Letter to the Editor: Time to hold schools accountable

7 mins read

If you’ve lived beyond 40 years, you’ll remember schools being quite a lot different
than they are today. From the way students and teachers dress to the way education
was presented, schools 40 years ago were a lot different. Funding for those schools
was also different. Towns paid for most of the costs of running a school. There would
some financial assistance from the State, but if a new school was built, the towns footed the bulk of the cost.

Fast forward to 2000. Most everything is different, particularly when it comes to education.

Between the mid-1960’s and early 1970’s, the towns were expected to consolidate because a larger school meant a better education. Some of us would argue that. It certainly is a different education. With that enlargement came less control by each town. Towns were sent a bill for education at the first of each year, and each town had to figure out how it was going to pay that bill.

In the beginning, the costs rose, but not to a point of choking the taxpayers. But as each year passed, the cost became greater and greater. The relationship between the schools, the schools’ administrators, the towns, and the taxpayers grew apart, until no one knew anyone anymore. That made it very easy for the administration to pass on larger and larger costs to the taxpayers simply because they didn’t know them, and frankly didn’t care. It’s easy to tax someone you don’t know. The taxpayers became nothing but a revenue source.

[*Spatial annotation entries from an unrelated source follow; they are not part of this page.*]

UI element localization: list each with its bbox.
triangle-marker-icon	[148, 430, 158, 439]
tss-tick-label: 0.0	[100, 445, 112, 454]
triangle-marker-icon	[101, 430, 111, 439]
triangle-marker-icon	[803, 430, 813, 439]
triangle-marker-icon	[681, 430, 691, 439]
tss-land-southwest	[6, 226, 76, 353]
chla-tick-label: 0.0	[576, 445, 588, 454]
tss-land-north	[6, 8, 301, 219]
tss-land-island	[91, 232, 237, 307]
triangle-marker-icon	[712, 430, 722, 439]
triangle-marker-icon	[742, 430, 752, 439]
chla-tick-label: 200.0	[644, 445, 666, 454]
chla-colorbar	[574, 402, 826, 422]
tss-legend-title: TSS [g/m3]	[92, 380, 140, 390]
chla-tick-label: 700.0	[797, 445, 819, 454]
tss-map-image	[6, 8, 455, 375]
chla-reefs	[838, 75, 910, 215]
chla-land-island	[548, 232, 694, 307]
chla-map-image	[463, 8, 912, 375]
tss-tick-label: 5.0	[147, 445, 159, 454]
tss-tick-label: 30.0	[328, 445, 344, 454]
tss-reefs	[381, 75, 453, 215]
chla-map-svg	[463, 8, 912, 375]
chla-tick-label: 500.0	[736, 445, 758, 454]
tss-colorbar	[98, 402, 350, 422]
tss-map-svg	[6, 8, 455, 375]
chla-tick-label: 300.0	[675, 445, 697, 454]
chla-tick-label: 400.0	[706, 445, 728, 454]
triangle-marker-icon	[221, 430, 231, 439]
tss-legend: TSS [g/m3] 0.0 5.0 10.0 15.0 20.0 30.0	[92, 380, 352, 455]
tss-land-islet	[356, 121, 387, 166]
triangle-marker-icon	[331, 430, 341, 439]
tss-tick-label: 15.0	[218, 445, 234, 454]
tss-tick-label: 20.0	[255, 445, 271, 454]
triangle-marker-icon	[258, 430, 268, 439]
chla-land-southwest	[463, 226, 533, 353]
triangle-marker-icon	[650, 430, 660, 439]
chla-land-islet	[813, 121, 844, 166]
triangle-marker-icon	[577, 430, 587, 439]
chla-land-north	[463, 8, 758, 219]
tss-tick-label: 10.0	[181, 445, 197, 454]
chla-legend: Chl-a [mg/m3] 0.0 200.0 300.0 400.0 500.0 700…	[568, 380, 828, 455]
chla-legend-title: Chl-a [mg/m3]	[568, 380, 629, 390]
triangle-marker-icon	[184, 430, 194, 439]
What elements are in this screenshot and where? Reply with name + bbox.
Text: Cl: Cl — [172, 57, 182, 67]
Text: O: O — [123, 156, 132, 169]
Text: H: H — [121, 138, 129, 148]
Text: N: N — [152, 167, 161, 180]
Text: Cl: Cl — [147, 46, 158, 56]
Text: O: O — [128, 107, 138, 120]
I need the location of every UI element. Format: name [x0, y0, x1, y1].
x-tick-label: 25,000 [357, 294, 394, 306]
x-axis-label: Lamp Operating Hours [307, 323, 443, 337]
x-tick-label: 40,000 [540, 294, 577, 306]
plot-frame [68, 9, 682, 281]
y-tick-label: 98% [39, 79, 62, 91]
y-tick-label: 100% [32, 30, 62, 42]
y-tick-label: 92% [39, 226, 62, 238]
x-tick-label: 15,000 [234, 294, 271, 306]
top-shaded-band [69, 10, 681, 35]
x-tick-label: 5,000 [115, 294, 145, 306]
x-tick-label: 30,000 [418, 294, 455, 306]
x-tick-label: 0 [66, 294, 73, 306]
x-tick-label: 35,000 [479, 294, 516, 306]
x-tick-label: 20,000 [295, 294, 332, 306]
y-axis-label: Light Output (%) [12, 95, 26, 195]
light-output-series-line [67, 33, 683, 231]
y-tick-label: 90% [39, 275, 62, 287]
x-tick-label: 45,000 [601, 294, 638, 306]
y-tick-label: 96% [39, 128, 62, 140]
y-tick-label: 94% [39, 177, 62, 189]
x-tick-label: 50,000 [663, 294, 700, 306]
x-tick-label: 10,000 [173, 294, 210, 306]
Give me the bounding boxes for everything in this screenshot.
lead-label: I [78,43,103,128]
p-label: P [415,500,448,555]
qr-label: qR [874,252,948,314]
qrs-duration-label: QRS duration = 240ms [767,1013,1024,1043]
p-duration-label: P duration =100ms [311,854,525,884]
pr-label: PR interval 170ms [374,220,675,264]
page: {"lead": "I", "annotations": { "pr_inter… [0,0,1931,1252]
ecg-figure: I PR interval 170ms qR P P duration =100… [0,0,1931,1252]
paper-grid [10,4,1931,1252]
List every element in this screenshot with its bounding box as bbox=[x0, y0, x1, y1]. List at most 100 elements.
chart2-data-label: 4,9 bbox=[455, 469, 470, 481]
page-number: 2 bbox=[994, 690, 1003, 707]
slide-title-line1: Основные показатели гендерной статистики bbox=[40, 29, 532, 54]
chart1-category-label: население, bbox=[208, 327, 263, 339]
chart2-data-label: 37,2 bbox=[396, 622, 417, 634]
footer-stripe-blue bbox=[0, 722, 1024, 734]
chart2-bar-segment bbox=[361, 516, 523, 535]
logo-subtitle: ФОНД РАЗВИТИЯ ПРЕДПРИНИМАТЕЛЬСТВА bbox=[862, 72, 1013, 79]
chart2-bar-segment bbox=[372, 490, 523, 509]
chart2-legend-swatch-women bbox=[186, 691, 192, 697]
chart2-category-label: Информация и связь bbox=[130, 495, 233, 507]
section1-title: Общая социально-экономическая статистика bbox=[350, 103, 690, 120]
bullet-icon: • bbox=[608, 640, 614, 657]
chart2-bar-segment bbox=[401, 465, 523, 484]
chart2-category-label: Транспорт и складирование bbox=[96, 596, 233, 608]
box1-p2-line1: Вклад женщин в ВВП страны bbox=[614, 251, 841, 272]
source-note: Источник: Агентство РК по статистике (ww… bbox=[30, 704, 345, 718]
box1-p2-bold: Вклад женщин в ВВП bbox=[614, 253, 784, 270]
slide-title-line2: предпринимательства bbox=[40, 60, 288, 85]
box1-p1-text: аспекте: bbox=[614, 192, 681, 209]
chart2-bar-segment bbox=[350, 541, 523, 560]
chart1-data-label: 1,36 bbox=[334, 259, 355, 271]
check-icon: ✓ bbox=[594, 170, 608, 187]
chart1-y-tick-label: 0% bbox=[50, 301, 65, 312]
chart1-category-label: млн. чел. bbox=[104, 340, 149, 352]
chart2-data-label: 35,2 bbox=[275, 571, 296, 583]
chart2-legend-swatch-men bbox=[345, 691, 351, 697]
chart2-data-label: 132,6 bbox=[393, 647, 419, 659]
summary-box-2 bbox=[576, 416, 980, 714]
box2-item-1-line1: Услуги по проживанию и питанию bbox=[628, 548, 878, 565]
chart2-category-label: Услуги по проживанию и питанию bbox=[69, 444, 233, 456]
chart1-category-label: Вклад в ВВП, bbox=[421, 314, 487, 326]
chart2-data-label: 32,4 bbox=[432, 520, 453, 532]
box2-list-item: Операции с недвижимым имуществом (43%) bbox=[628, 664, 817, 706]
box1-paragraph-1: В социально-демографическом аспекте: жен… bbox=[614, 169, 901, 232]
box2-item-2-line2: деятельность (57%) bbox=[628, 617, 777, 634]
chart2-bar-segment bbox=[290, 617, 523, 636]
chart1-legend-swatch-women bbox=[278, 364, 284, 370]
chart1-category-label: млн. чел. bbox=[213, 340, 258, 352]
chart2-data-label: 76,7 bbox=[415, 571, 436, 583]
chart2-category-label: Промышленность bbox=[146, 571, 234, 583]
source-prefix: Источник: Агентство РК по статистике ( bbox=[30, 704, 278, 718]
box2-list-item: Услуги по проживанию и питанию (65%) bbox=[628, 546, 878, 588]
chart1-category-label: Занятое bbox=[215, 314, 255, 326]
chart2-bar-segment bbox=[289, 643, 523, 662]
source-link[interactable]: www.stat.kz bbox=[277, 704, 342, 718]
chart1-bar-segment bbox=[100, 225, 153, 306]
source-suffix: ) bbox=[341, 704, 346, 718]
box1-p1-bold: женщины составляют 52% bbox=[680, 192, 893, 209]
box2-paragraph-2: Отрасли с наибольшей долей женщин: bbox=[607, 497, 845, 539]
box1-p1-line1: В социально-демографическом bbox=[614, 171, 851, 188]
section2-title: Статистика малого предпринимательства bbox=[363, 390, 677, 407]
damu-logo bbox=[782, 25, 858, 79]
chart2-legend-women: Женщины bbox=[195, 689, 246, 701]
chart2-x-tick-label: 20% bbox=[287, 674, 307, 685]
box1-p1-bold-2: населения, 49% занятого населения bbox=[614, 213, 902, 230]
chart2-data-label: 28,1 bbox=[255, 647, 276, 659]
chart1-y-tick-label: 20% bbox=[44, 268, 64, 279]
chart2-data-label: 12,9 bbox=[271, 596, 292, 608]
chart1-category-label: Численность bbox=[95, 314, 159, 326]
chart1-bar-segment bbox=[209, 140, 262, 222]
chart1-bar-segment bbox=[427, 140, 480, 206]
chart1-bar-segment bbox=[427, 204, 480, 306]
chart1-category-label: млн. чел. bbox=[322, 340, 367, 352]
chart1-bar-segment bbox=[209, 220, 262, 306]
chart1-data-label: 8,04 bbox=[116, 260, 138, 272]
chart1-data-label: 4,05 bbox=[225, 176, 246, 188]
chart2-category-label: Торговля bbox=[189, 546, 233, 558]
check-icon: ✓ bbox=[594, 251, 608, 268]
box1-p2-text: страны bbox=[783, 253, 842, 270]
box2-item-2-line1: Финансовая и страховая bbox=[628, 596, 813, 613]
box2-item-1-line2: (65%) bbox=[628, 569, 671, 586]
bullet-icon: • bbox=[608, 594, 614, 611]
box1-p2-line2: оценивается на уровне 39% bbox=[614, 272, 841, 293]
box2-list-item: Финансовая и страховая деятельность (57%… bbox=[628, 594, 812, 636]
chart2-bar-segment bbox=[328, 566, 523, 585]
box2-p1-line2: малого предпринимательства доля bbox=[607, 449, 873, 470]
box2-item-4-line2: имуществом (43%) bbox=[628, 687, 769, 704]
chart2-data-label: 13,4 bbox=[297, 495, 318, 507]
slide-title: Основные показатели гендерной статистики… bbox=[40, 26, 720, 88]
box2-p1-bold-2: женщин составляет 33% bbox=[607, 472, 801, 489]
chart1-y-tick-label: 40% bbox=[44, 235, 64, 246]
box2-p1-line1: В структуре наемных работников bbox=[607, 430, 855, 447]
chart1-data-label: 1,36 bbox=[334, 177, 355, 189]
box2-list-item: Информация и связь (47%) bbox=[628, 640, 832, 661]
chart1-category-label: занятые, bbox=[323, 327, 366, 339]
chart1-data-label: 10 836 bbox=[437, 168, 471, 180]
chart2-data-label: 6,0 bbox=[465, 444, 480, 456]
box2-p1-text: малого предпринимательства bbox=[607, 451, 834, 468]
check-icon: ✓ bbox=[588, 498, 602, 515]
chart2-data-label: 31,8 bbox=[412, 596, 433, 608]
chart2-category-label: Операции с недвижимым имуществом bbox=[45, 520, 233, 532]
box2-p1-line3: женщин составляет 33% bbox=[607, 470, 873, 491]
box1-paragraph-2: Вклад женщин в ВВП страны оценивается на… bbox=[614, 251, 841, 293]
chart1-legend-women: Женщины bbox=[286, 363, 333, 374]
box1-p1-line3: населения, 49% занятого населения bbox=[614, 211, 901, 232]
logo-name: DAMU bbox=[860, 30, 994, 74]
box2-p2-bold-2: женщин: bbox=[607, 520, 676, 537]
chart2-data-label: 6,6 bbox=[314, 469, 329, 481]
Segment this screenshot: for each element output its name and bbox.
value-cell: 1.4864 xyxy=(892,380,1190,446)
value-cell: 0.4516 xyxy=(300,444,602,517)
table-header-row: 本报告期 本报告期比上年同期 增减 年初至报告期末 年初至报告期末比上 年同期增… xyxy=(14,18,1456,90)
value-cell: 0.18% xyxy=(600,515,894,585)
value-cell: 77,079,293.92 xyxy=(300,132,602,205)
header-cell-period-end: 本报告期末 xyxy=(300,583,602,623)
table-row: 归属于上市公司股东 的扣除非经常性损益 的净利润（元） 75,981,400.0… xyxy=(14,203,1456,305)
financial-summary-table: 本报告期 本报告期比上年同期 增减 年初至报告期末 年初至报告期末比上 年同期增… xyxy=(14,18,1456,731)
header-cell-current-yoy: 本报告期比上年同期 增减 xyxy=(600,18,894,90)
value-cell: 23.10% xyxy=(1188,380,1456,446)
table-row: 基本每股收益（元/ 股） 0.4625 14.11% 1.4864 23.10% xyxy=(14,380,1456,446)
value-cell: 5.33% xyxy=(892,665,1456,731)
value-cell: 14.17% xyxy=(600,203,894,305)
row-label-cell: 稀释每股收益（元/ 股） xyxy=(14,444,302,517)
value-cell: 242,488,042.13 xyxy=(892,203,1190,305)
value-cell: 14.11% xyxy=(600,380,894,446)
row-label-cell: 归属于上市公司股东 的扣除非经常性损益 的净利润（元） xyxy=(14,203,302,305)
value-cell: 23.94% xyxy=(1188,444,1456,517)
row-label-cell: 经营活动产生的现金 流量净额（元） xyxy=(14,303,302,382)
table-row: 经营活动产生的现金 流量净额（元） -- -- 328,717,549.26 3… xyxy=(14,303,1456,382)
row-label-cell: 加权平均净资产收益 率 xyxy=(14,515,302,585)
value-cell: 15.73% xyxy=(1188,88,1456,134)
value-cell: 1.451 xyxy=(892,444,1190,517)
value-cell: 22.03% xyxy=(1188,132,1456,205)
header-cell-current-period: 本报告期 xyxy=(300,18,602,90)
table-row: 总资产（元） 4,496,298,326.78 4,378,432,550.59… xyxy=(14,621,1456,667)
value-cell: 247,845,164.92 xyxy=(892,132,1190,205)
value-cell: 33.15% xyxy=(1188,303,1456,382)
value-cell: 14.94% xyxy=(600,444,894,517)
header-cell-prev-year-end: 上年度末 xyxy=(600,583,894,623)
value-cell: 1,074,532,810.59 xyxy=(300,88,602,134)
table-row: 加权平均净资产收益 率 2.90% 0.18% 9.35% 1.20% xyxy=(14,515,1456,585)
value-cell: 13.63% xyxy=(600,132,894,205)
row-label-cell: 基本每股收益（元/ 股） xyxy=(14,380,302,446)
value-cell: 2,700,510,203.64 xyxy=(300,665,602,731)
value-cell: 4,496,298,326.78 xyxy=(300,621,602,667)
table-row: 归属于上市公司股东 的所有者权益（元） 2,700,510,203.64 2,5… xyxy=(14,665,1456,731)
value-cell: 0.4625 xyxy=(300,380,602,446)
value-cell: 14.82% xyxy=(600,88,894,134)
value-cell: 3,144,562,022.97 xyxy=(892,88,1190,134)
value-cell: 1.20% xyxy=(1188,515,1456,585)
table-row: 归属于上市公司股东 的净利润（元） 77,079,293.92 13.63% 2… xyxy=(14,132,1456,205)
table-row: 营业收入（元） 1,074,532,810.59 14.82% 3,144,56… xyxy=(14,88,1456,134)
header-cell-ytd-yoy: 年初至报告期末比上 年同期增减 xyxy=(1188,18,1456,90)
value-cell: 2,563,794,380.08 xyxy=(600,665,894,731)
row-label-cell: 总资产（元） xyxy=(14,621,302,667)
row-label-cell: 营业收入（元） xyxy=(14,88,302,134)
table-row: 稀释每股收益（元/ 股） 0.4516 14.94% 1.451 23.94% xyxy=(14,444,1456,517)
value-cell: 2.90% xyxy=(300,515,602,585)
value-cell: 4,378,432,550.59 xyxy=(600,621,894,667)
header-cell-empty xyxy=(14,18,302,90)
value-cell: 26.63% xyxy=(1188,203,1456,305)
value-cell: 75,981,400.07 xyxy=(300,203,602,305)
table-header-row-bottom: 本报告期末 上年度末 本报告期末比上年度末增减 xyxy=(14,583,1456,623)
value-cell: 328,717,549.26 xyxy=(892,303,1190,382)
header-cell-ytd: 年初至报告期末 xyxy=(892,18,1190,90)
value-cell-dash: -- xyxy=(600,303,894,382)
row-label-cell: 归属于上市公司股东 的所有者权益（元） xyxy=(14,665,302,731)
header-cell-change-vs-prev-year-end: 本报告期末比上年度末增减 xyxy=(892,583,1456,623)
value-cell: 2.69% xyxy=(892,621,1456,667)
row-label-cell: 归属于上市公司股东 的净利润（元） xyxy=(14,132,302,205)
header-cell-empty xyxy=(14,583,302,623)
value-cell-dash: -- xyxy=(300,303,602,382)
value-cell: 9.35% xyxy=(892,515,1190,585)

Years ago, when budget meetings were held, every employee of the school was expected to attend, as they do now. Few, if any taxpayers came. There was no point. Thirty taxpayers couldn’t overturn anything because they were outnumbered. And the budgets went up and up. The schools/administrators knew had they the majority, so they could pass anything they wanted and they did.

Then a bill was passed in the Legislature to allow towns to VOTE on a school budget at the town level. If you were a taxpayer, you could vote for or against a school budget. Many towns just passed the budget – teachers came to vote just like they did at the budget meeting. And the budget passed. But that isn’t happening now. Towns, with less revenue coming in, and larger tax bills going out, have increased the tax bills and the “people” are starting to take notice. In towns all over the state of Maine, school budgets are being over-turned. That holds true in our own district.

But because the taxpayers are finally standing up and voting NO on a budget, the supporters are very upset. Why wouldn’t they be? They’ve steam-rolled over the taxpayers and the towns for years, and NOW they are being stopped. And the idea that they can’t get their own way, after years of being spoiled, makes them very unhappy.

After 40 years of being taxed and taxed some more, there are some people who have had the courage to speak up, stand up, and be counted. And maybe, just maybe the school will finally see that we’re sick of paying up when the teachers’ and administrators’ salaries are the only ones going up. This opposition will continue until there is more instead of less transparency in the budget.

Now that the budgets have exceeded the $30 million mark, that expense is killing the towns. The state is stepping in to help the taxpayers with increased Homestead Exemptions, some tax relief on income tax, and some increased reimbursements to the schools toward expenses. But what hasn’t happened, and is so frustrating to those of us who are paying more and more each year is that the schools themselves have not cut back on their spending, nor do they intend to do so. Last year when the schools received some extra funds from the state, it was to come to the towns for tax relief. I predicted, at that time, the school would continue to increase their budget, thinking the taxpayers would forget since they got some reduction in their taxes. Well, this taxpayer DID NOT forget. And better yet, there are others who didn’t forget either. And the budget was voted down on the first round. Now they’ve reduced the budget a measly $344,000, banking on help from the state again this year. And then the supporters scream that the State is supposed to fund at 55 percent. RSU9 has been funded closer to 57 percent. So why does THIS school system think they should get more? It’s not because they’re producing a higher percentage of brilliant students.

The budget WILL get all the support it needs for spending from the members of the School Board because there is only one “POOR” person on the board. The rest are retired professionals, or they are married to working professionals with incomes that far exceed the median incomes of most of the taxpayers. I just hope on the next referendum vote on Aug. 3, the people who are sick of being railroaded by the school will show up and make their voices heard at the polls by voting NO again. It’s time for the schools to become accountable.